Similarly evocative were Kaylie Weir's paintings in Noodle and Simone Kennedy's Learning to Speak at Artlab. Weir and Kennedy, like Lock, present a sampling of sorts, both draw on intensely personal and ambiguous iconography, obliquely yet succinctly juxtaposed. Weir's arrangement of the paintings emphasizes their nature as objects: stacked collections ordered and re-ordered as if in syntax. A mute language is emphatically articulated through difference in scale, painterly treatment and the repetition of content in form. Motifs are repeated across the collection, a series of dogs and precariously balanced columns of teacups the most insistently recurring: intimations of the markers of domesticity. Placed on a mantle shelf two tiny black and white paintings depict a dog apparently in a suburban backyard: the size, hazy glazed depiction, and placement all resonate to suggest old family photos. Similarly tiny, a tenderly depicted single cup, a still life in miniature, is further dwarfed by a looming, much larger, lush and strangely portentous painting of teacups viewed as if in zoom mode. Titled respectively Baby Cup and Cup Size the paintings present a wry pun evoking the overbearing ripeness of the maternal body. The elaborately ornamented and ritualistically stacked columns conspire in comparison with the simple small vignette to evoke an escalation of desire. Adjacent, several small paintings, each depicting a teacup stack set against a moody green background, are installed one on top of the other. The paintings continue out-of-frame on the edge of each canvas: reforming on installation into a tower of saucers, a curious and compelling illusion. The subject matter depicted is thus both echoed and screened, suggesting an energetic displacement of inappropriate emotion.

Simone Kennedy Learning to Speak 2007, installation view, paintings, oil on canvas, 38 x 38cm each.

Simone Kennedy also uses text and formal structure to echo, screen and modulate the syntax of her visual language. Learning to Speak comprises a grid of paintings. At first sight, this is a random collection of unrelated images, bugs, hallways, houses, a girl's wincing face, a stop sign.
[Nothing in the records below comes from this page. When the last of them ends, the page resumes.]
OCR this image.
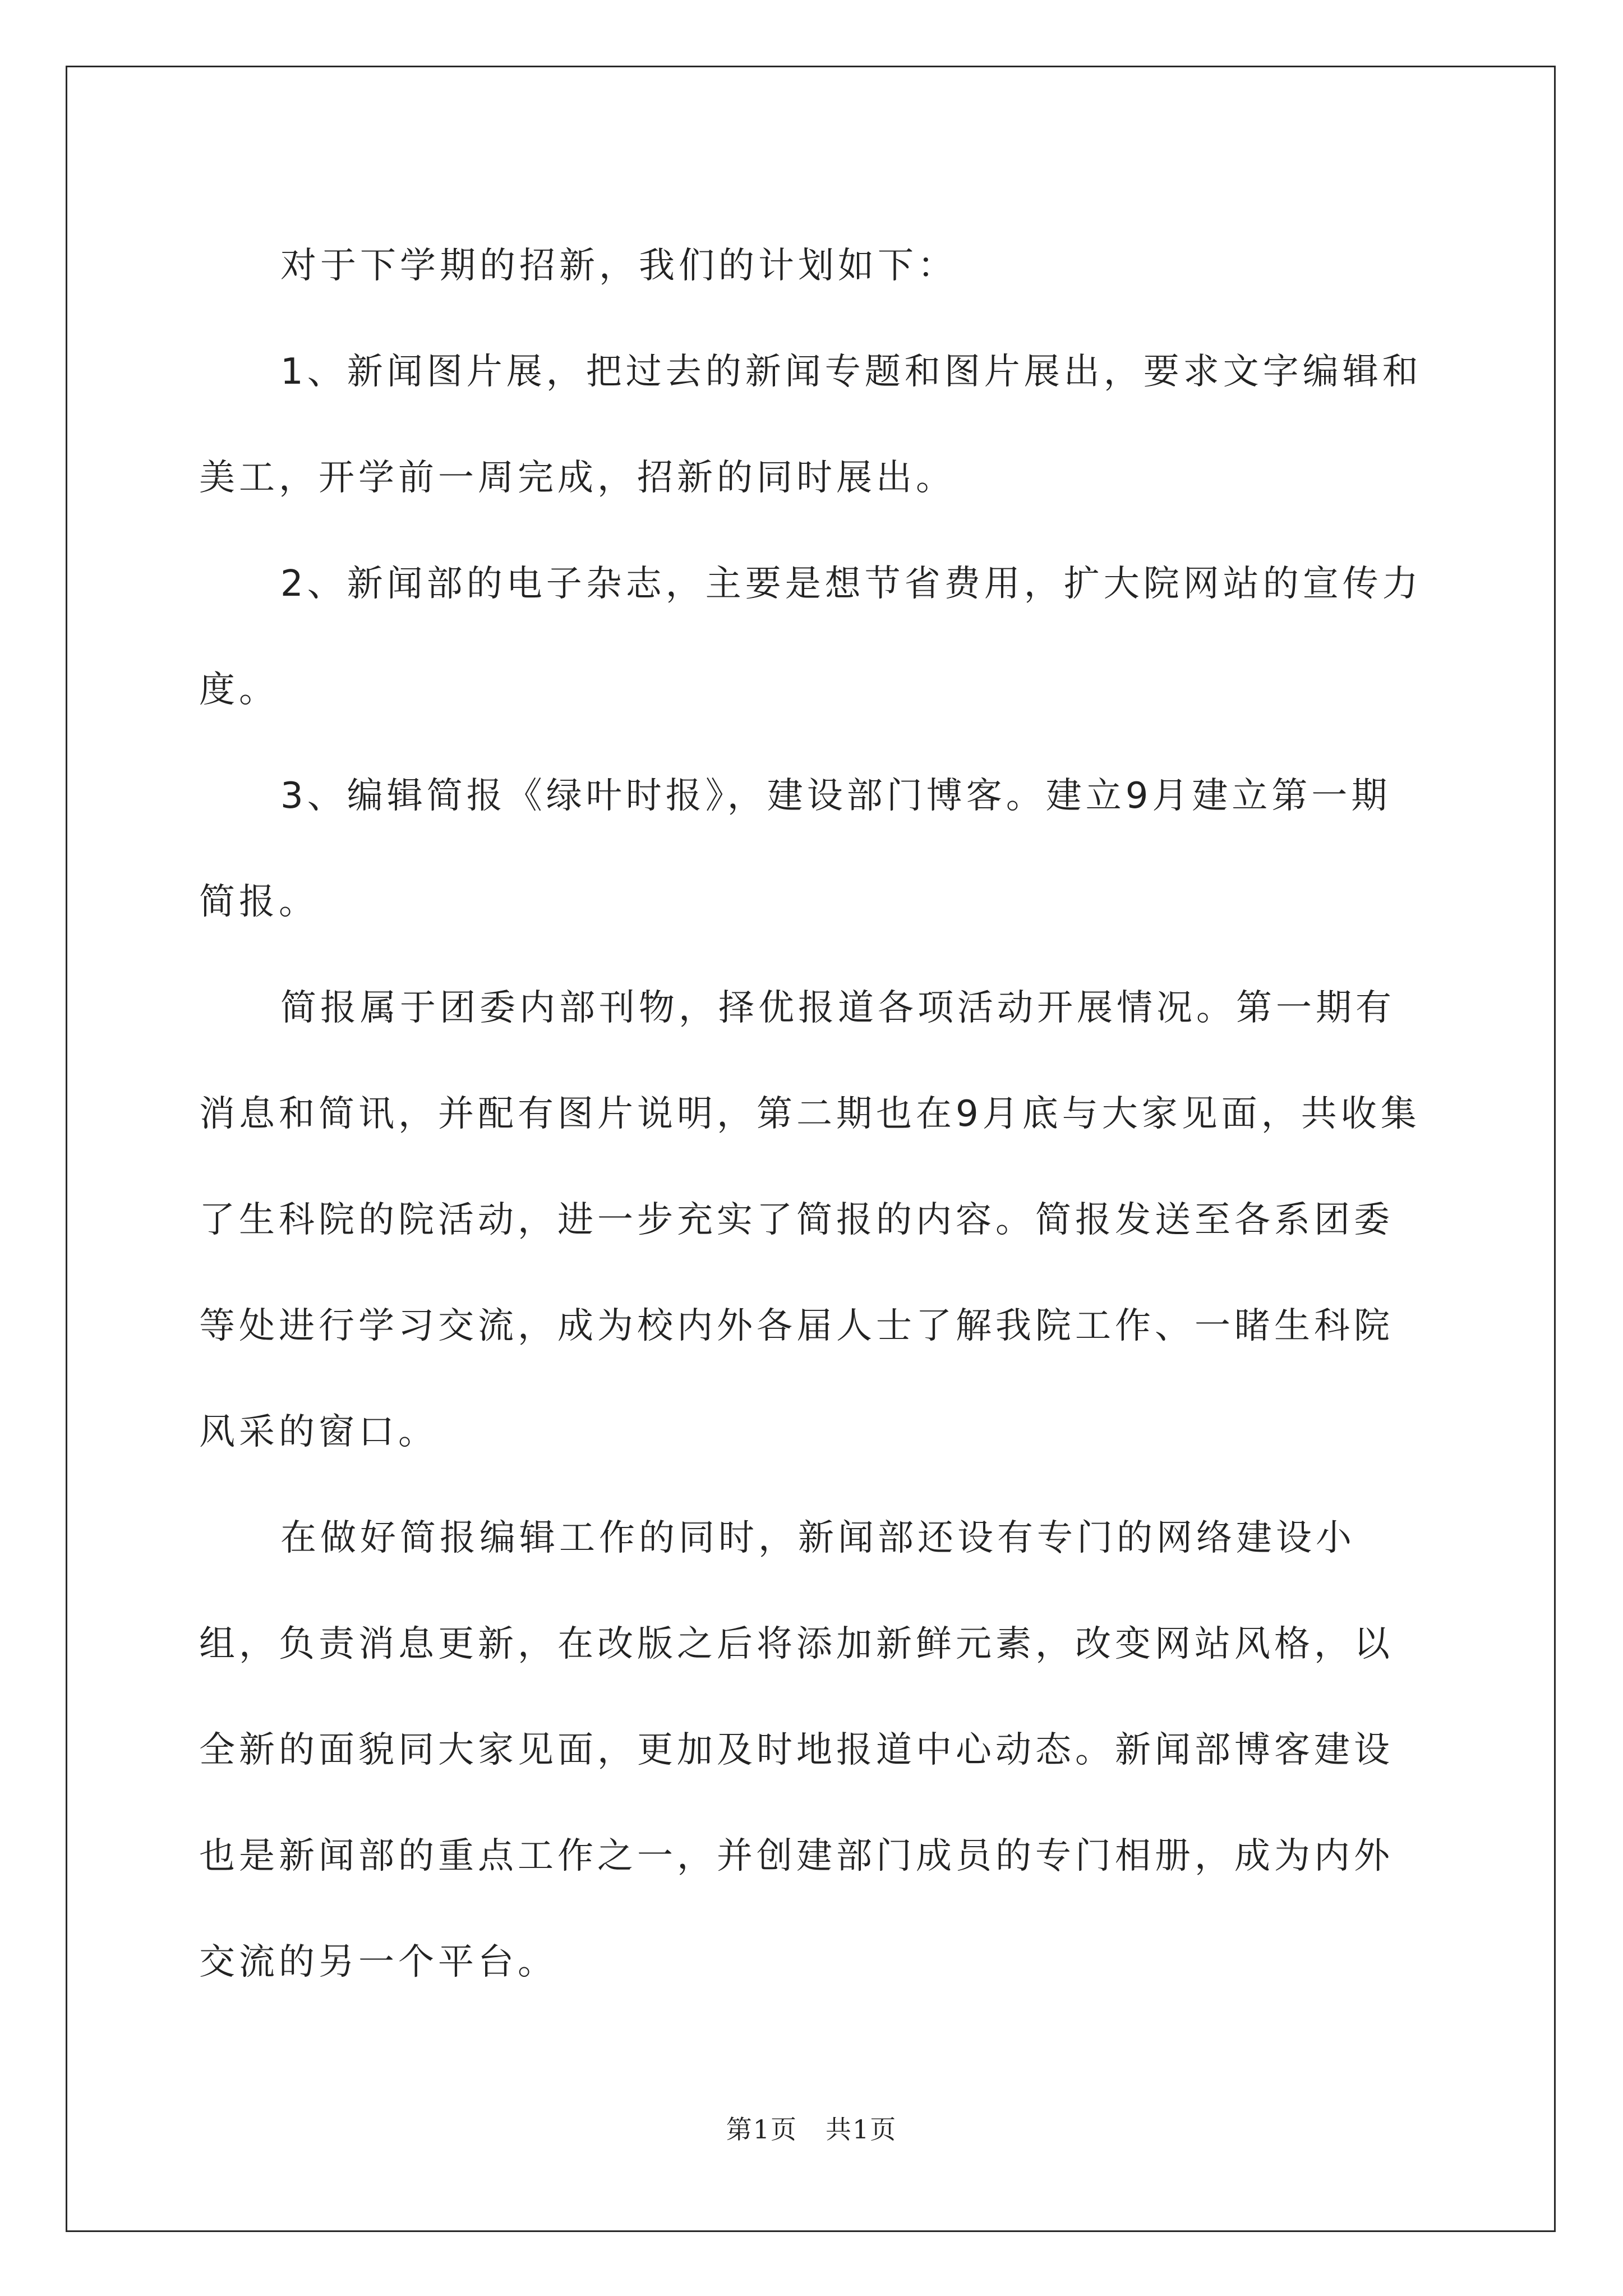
对于下学期的招新，我们的计划如下：

1、新闻图片展，把过去的新闻专题和图片展出，要求文字编辑和美工，开学前一周完成，招新的同时展出。

2、新闻部的电子杂志，主要是想节省费用，扩大院网站的宣传力度。

3、编辑简报《绿叶时报》，建设部门博客。建立9月建立第一期简报。

简报属于团委内部刊物，择优报道各项活动开展情况。第一期有消息和简讯，并配有图片说明，第二期也在9月底与大家见面，共收集了生科院的院活动，进一步充实了简报的内容。简报发送至各系团委等处进行学习交流，成为校内外各届人士了解我院工作、一睹生科院风采的窗口。

在做好简报编辑工作的同时，新闻部还设有专门的网络建设小组，负责消息更新，在改版之后将添加新鲜元素，改变网站风格，以全新的面貌同大家见面，更加及时地报道中心动态。新闻部博客建设也是新闻部的重点工作之一，并创建部门成员的专门相册，成为内外交流的另一个平台。

第1页 共1页
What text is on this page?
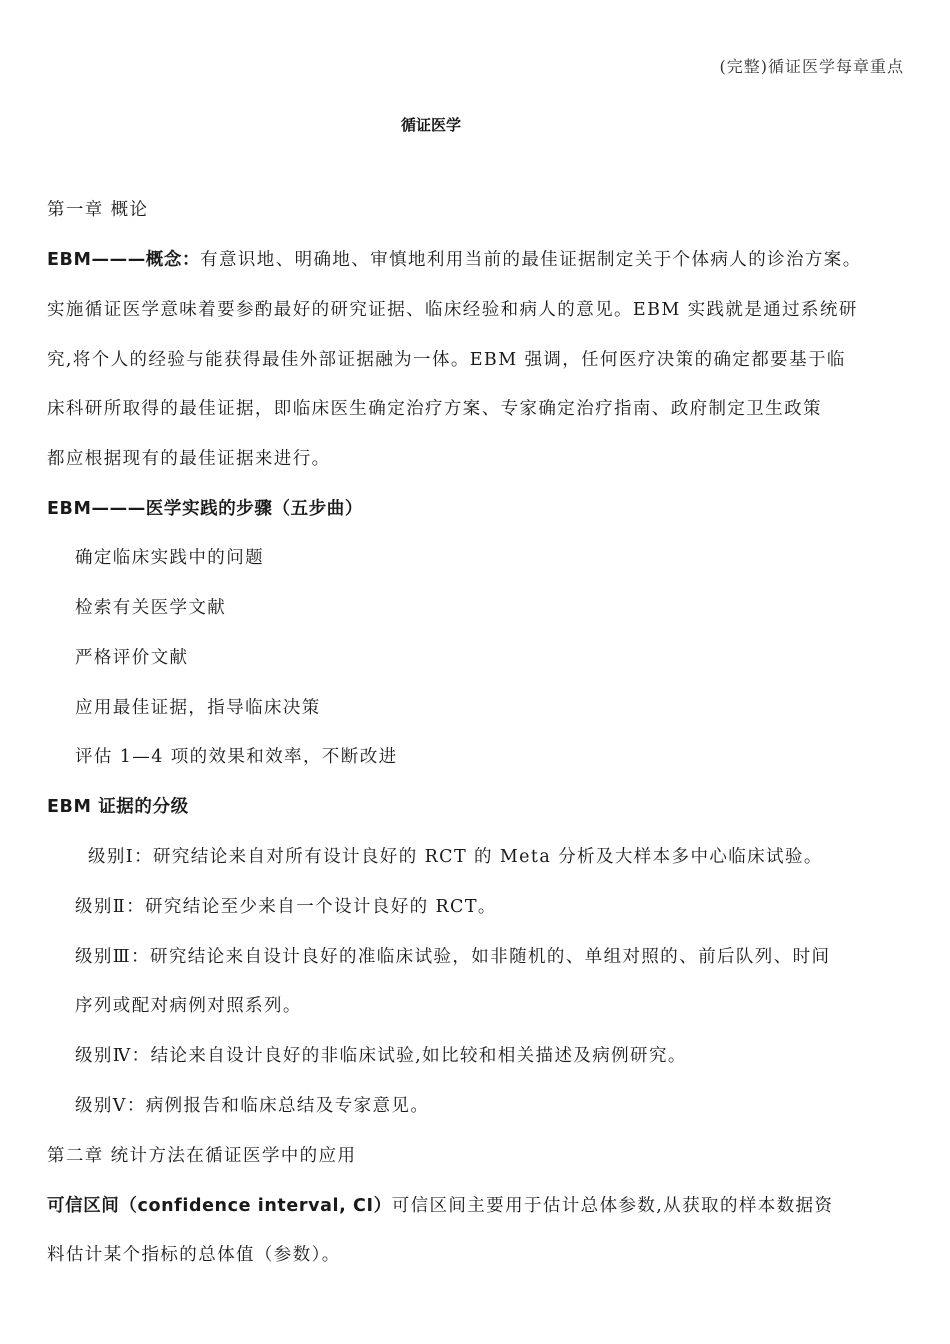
(完整)循证医学每章重点
循证医学
第一章 概论
EBM———概念：有意识地、明确地、审慎地利用当前的最佳证据制定关于个体病人的诊治方案。
实施循证医学意味着要参酌最好的研究证据、临床经验和病人的意见。EBM 实践就是通过系统研
究,将个人的经验与能获得最佳外部证据融为一体。EBM 强调，任何医疗决策的确定都要基于临
床科研所取得的最佳证据，即临床医生确定治疗方案、专家确定治疗指南、政府制定卫生政策
都应根据现有的最佳证据来进行。
EBM———医学实践的步骤（五步曲）
确定临床实践中的问题
检索有关医学文献
严格评价文献
应用最佳证据，指导临床决策
评估 1—4 项的效果和效率，不断改进
EBM 证据的分级
级别Ⅰ：研究结论来自对所有设计良好的 RCT 的 Meta 分析及大样本多中心临床试验。
级别Ⅱ：研究结论至少来自一个设计良好的 RCT。
级别Ⅲ：研究结论来自设计良好的准临床试验，如非随机的、单组对照的、前后队列、时间
序列或配对病例对照系列。
级别Ⅳ：结论来自设计良好的非临床试验,如比较和相关描述及病例研究。
级别Ⅴ：病例报告和临床总结及专家意见。
第二章 统计方法在循证医学中的应用
可信区间（confidence interval, CI）可信区间主要用于估计总体参数,从获取的样本数据资
料估计某个指标的总体值（参数）。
It is flanked to one side by a small solitary painting and a hanging scroll containing an excerpt from an accompanying booklet. The booklet is formatted as a primer, arranged in order to mirror and explicate the paintings as installed...each page bears a letter, title and text...like an alphabet reader only much darker 'O is for Original...V is for Violence...U is for Uppercut'. Each unleashes a stream of unpunctuated prose, set off it seems, by the image to which it refers. With the crystalline precision of a life seen entire in the moment before death and simultaneously unstable, obscure like a nonsense rhyme, dream or nightmare: the installation presents a rebus. Troubling, tender, funny, heart-breakingly poignant and chillingly violent by turn, the images, read along with the text become invested with dense symbolic and indexical cross-reference, triggering an empathetic recognition: a flood of emotion. In conversation with Kennedy, I learn that the text will remain, the related image grid (as the singular paintings that comprise it are sold) will alter, subsequent versions marking an evolution of the original. The project she says, will be recorded on her website. I imagine the grid, with its changing sequence of immutable elements and wonder whether some positions will prove more evocative, more desirable, whether certain constellations of memory and the various string of images that might register their reverberation will be acquired and updated more often, generating a white noise of interchangeable intensity in their wake.